For those of you who may have thought that this was possible, I'm afraid it is not. Yes, I was lying about having a patent pending. FerretBoy was right. To do this it would take a lot of paper.

No computer that exists today could calculate anywhere near fast enough to do this in any reasonable amount of time. In fact, just attempting to calculate the number of possible combinations would overload your desktop.

Let's say I just wanted to print out every possible sentence, up to 65 characters long (as opposed to 1,000 pages of characters long). There are 26 letters, 10 numbers, and let's say 14 common signs and punctuation marks including blank spaces. So that's 50 possible characters for each of the 65 spaces on each line. That means there are 50^65 possible combinations, which is equal to 10^110.
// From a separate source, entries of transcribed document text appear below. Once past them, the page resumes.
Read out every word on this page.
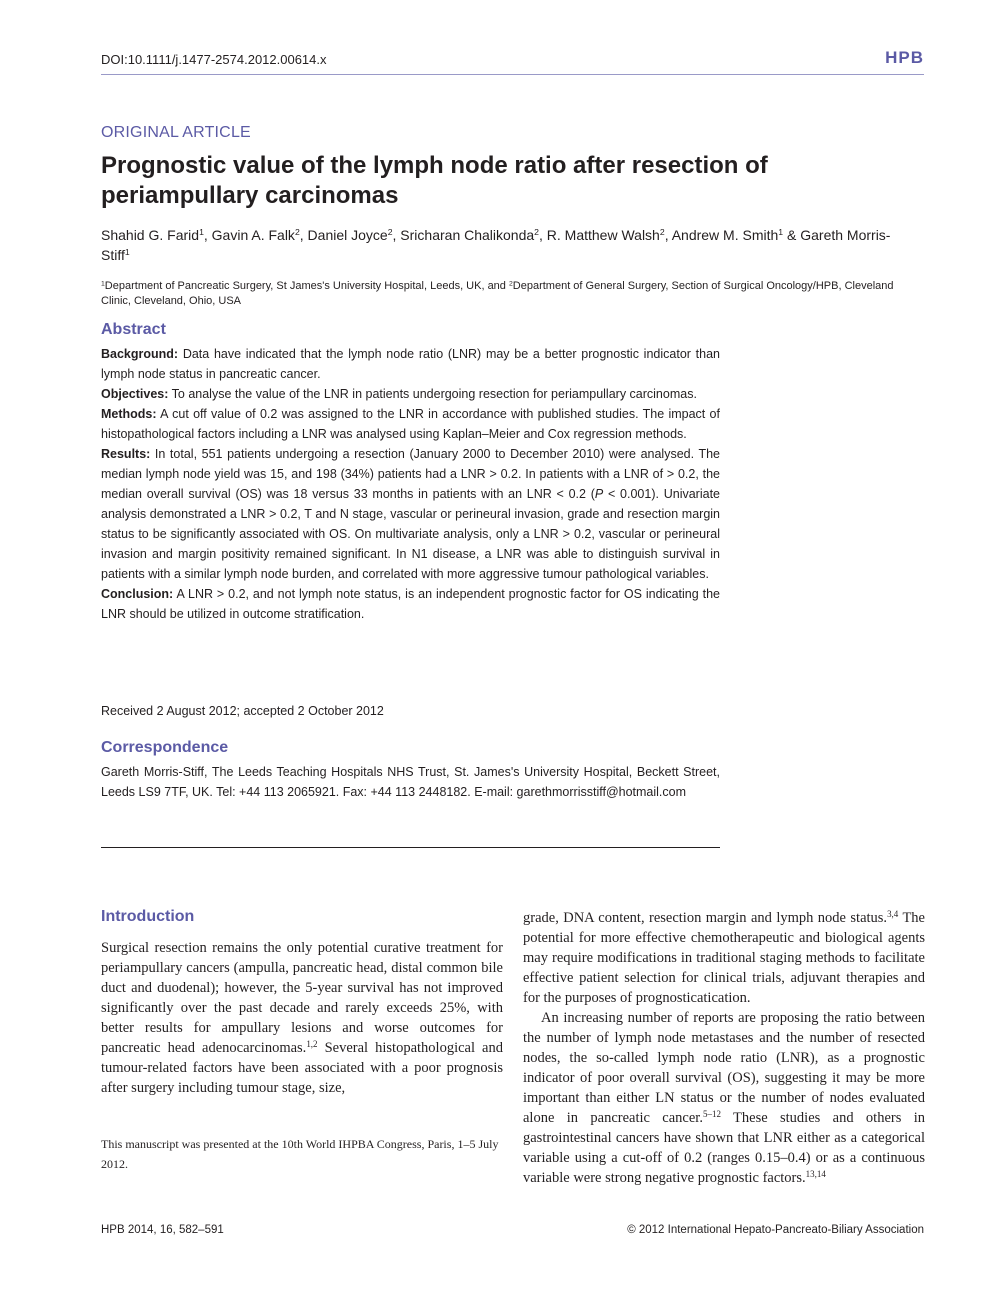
DOI:10.1111/j.1477-2574.2012.00614.x	HPB
ORIGINAL ARTICLE
Prognostic value of the lymph node ratio after resection of periampullary carcinomas
Shahid G. Farid$^1$, Gavin A. Falk$^2$, Daniel Joyce$^2$, Sricharan Chalikonda$^2$, R. Matthew Walsh$^2$, Andrew M. Smith$^1$ & Gareth Morris-Stiff$^1$
$^1$Department of Pancreatic Surgery, St James's University Hospital, Leeds, UK, and $^2$Department of General Surgery, Section of Surgical Oncology/HPB, Cleveland Clinic, Cleveland, Ohio, USA
Abstract

Background: Data have indicated that the lymph node ratio (LNR) may be a better prognostic indicator than lymph node status in pancreatic cancer.

Objectives: To analyse the value of the LNR in patients undergoing resection for periampullary carcinomas.

Methods: A cut off value of 0.2 was assigned to the LNR in accordance with published studies. The impact of histopathological factors including a LNR was analysed using Kaplan–Meier and Cox regression methods.

Results: In total, 551 patients undergoing a resection (January 2000 to December 2010) were analysed. The median lymph node yield was 15, and 198 (34%) patients had a LNR > 0.2. In patients with a LNR of > 0.2, the median overall survival (OS) was 18 versus 33 months in patients with an LNR < 0.2 (P < 0.001). Univariate analysis demonstrated a LNR > 0.2, T and N stage, vascular or perineural invasion, grade and resection margin status to be significantly associated with OS. On multivariate analysis, only a LNR > 0.2, vascular or perineural invasion and margin positivity remained significant. In N1 disease, a LNR was able to distinguish survival in patients with a similar lymph node burden, and correlated with more aggressive tumour pathological variables.

Conclusion: A LNR > 0.2, and not lymph note status, is an independent prognostic factor for OS indicating the LNR should be utilized in outcome stratification.

Received 2 August 2012; accepted 2 October 2012
Correspondence
Gareth Morris-Stiff, The Leeds Teaching Hospitals NHS Trust, St. James's University Hospital, Beckett Street, Leeds LS9 7TF, UK. Tel: +44 113 2065921. Fax: +44 113 2448182. E-mail: garethmorrisstiff@hotmail.com
Introduction

Surgical resection remains the only potential curative treatment for periampullary cancers (ampulla, pancreatic head, distal common bile duct and duodenal); however, the 5-year survival has not improved significantly over the past decade and rarely exceeds 25%, with better results for ampullary lesions and worse outcomes for pancreatic head adenocarcinomas.$^{1,2}$ Several histopathological and tumour-related factors have been associated with a poor prognosis after surgery including tumour stage, size,

This manuscript was presented at the 10th World IHPBA Congress, Paris, 1–5 July 2012.

grade, DNA content, resection margin and lymph node status.$^{3,4}$ The potential for more effective chemotherapeutic and biological agents may require modifications in traditional staging methods to facilitate effective patient selection for clinical trials, adjuvant therapies and for the purposes of prognosticatication.

An increasing number of reports are proposing the ratio between the number of lymph node metastases and the number of resected nodes, the so-called lymph node ratio (LNR), as a prognostic indicator of poor overall survival (OS), suggesting it may be more important than either LN status or the number of nodes evaluated alone in pancreatic cancer.$^{5-12}$ These studies and others in gastrointestinal cancers have shown that LNR either as a categorical variable using a cut-off of 0.2 (ranges 0.15–0.4) or as a continuous variable were strong negative prognostic factors.$^{13,14}$

HPB 2014, 16, 582–591	© 2012 International Hepato-Pancreato-Biliary Association
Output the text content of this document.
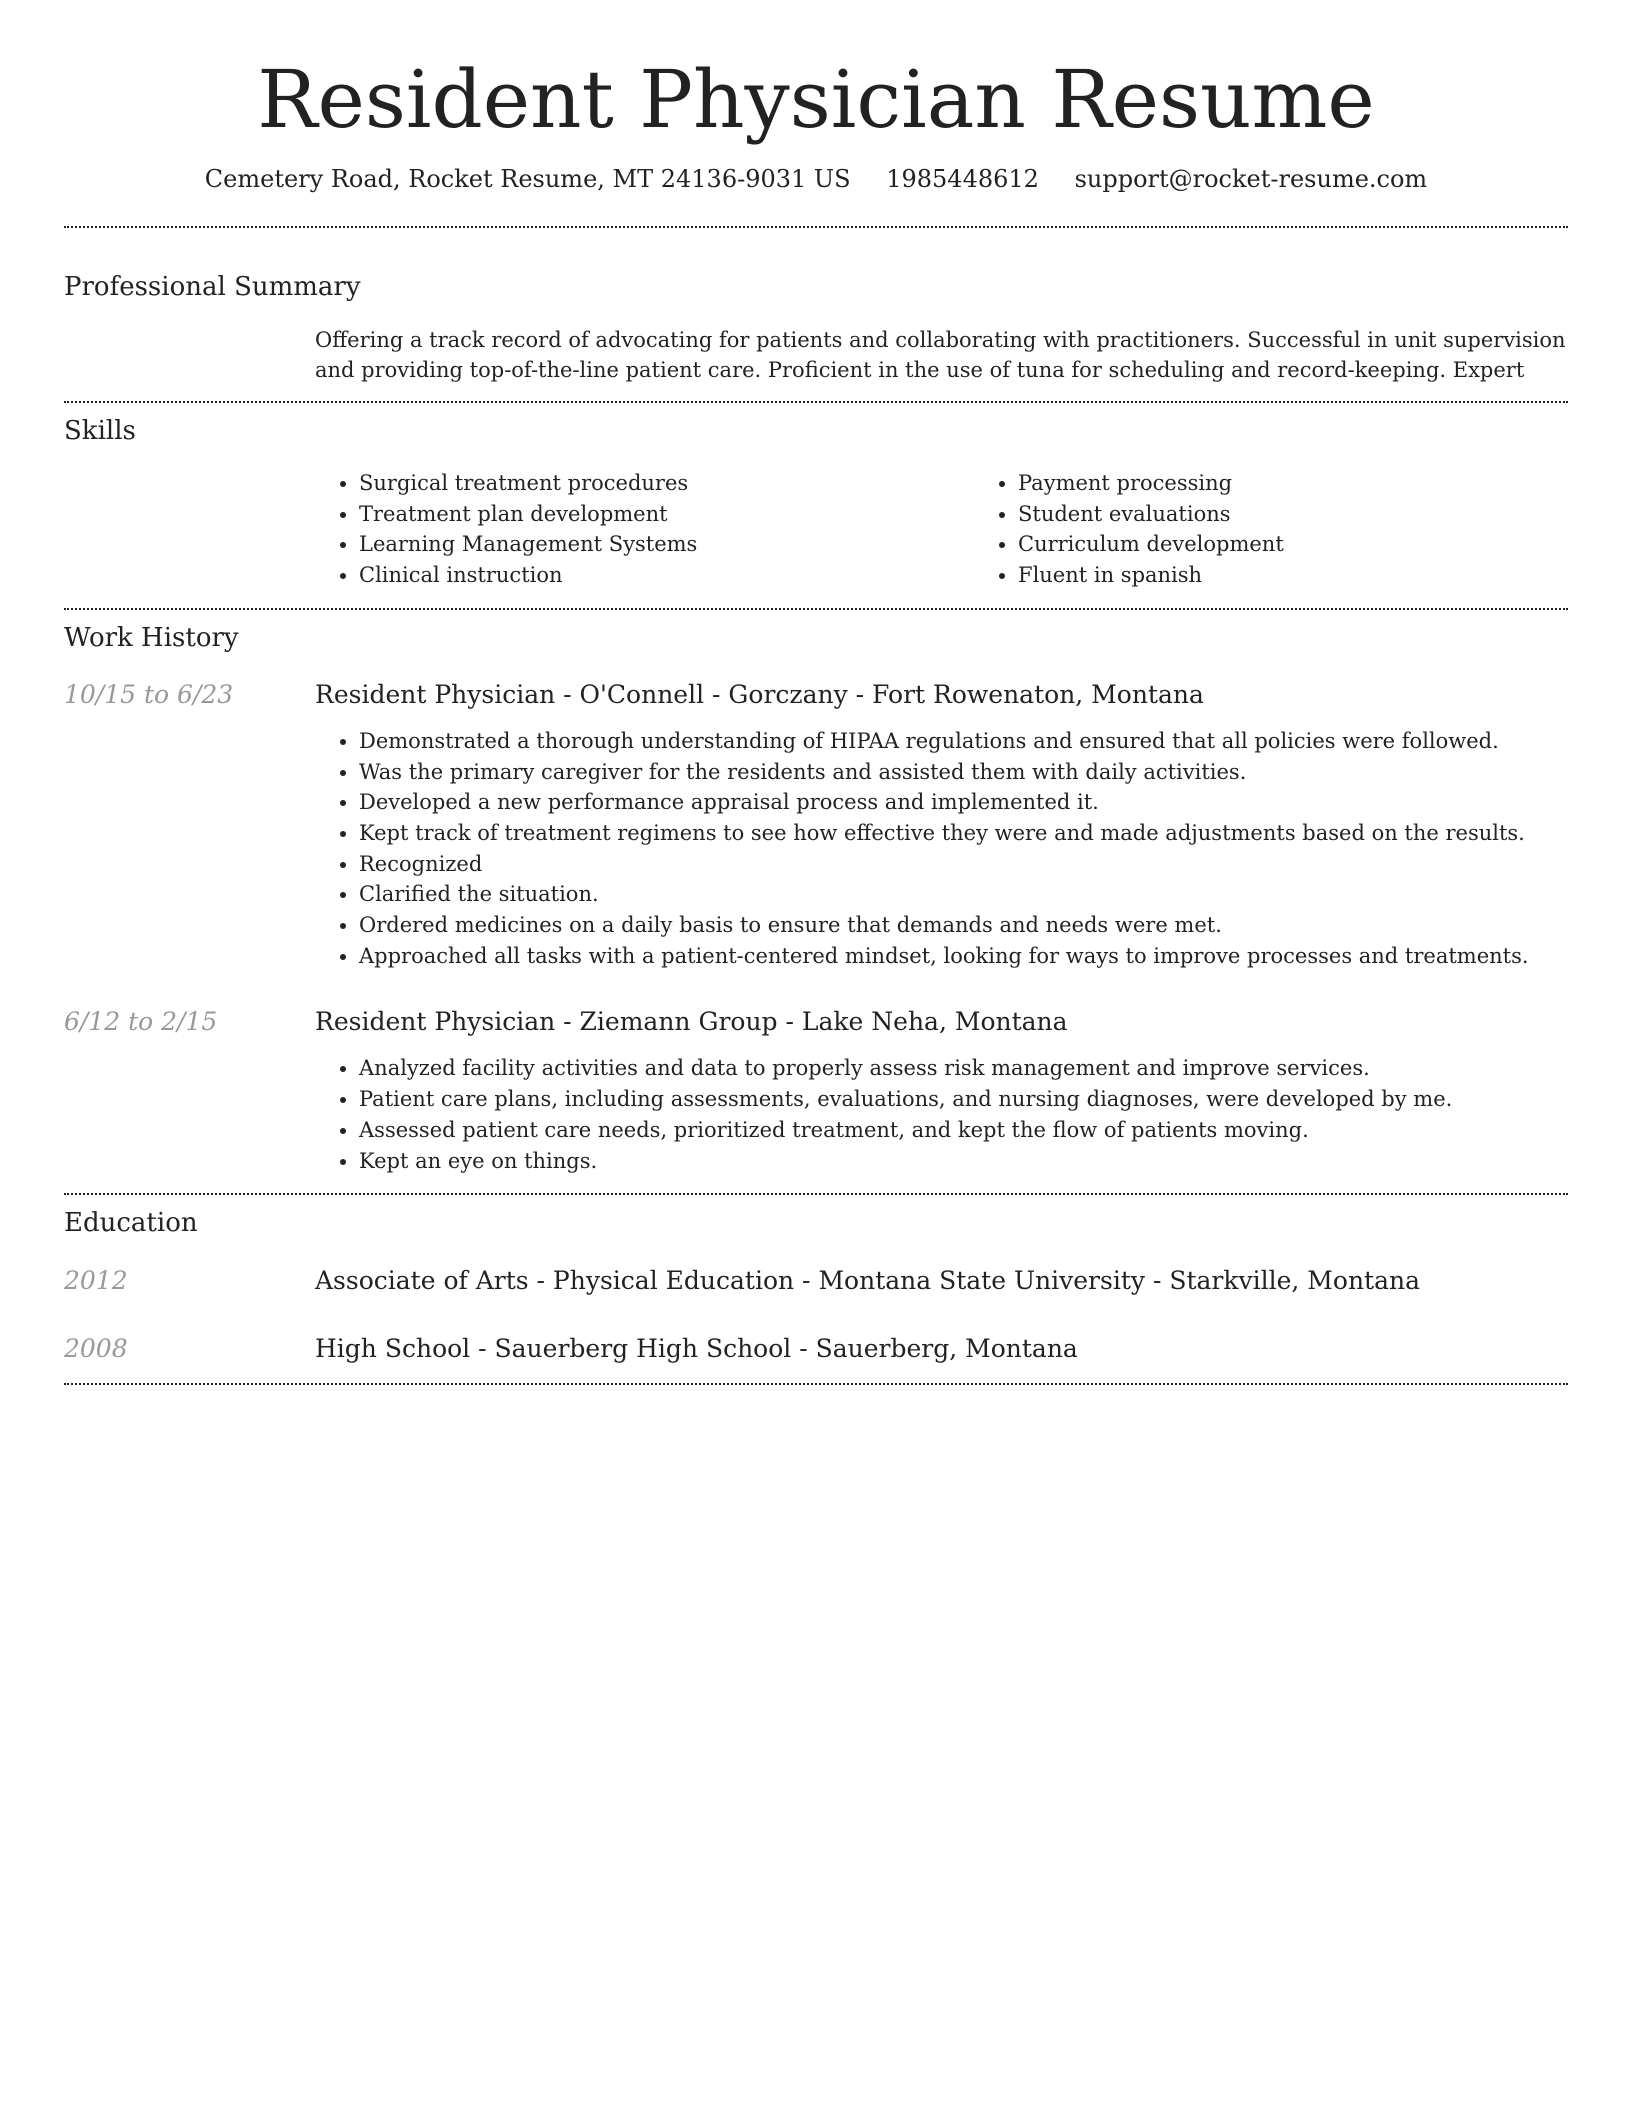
Resident Physician Resume
Cemetery Road, Rocket Resume, MT 24136-9031 US 1985448612 support@rocket-resume.com
Professional Summary

Offering a track record of advocating for patients and collaborating with practitioners. Successful in unit supervision and providing top-of-the-line patient care. Proficient in the use of tuna for scheduling and record-keeping. Expert

Skills
• Surgical treatment procedures
• Treatment plan development
• Learning Management Systems
• Clinical instruction
• Payment processing
• Student evaluations
• Curriculum development
• Fluent in spanish
Work History
10/15 to 6/23	Resident Physician - O'Connell - Gorczany - Fort Rowenaton, Montana
• Demonstrated a thorough understanding of HIPAA regulations and ensured that all policies were followed.
• Was the primary caregiver for the residents and assisted them with daily activities.
• Developed a new performance appraisal process and implemented it.
• Kept track of treatment regimens to see how effective they were and made adjustments based on the results.
• Recognized
• Clarified the situation.
• Ordered medicines on a daily basis to ensure that demands and needs were met.
• Approached all tasks with a patient-centered mindset, looking for ways to improve processes and treatments.
6/12 to 2/15	Resident Physician - Ziemann Group - Lake Neha, Montana
• Analyzed facility activities and data to properly assess risk management and improve services.
• Patient care plans, including assessments, evaluations, and nursing diagnoses, were developed by me.
• Assessed patient care needs, prioritized treatment, and kept the flow of patients moving.
• Kept an eye on things.
Education
2012	Associate of Arts - Physical Education - Montana State University - Starkville, Montana
2008	High School - Sauerberg High School - Sauerberg, Montana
To get an idea of how large that number actually is, imagine that every atom in the universe represents a computer printing out these different combinations, so that we have 3x10^74 machines working simulaneously together. Now assume that these machines have been working continuously since the creation of the universe, that is for a period of 3x10^9 years or 10^17 seconds, printing at the rate of atomic vibrations, that is, 10^15 lines per second. By now they would have printed out about:

3x10^74 x 10^17 x 10^15 = 3x10^106 lines

...which is only about one thirteenth of 1 percent of the total amount required. And that's only for 1 line, not one thousand pages. So yeah, I'm gonna start working on my perpetual motion machine instead.

I actually got this idea and the above calculations from a book called One Two Three...Infinity by George Gamow. Anyone want to know what the odds are that all the air molecules in the room you are sitting in will unexpectedly collect in a far corner of the room, leaving you to suffocate in your chair?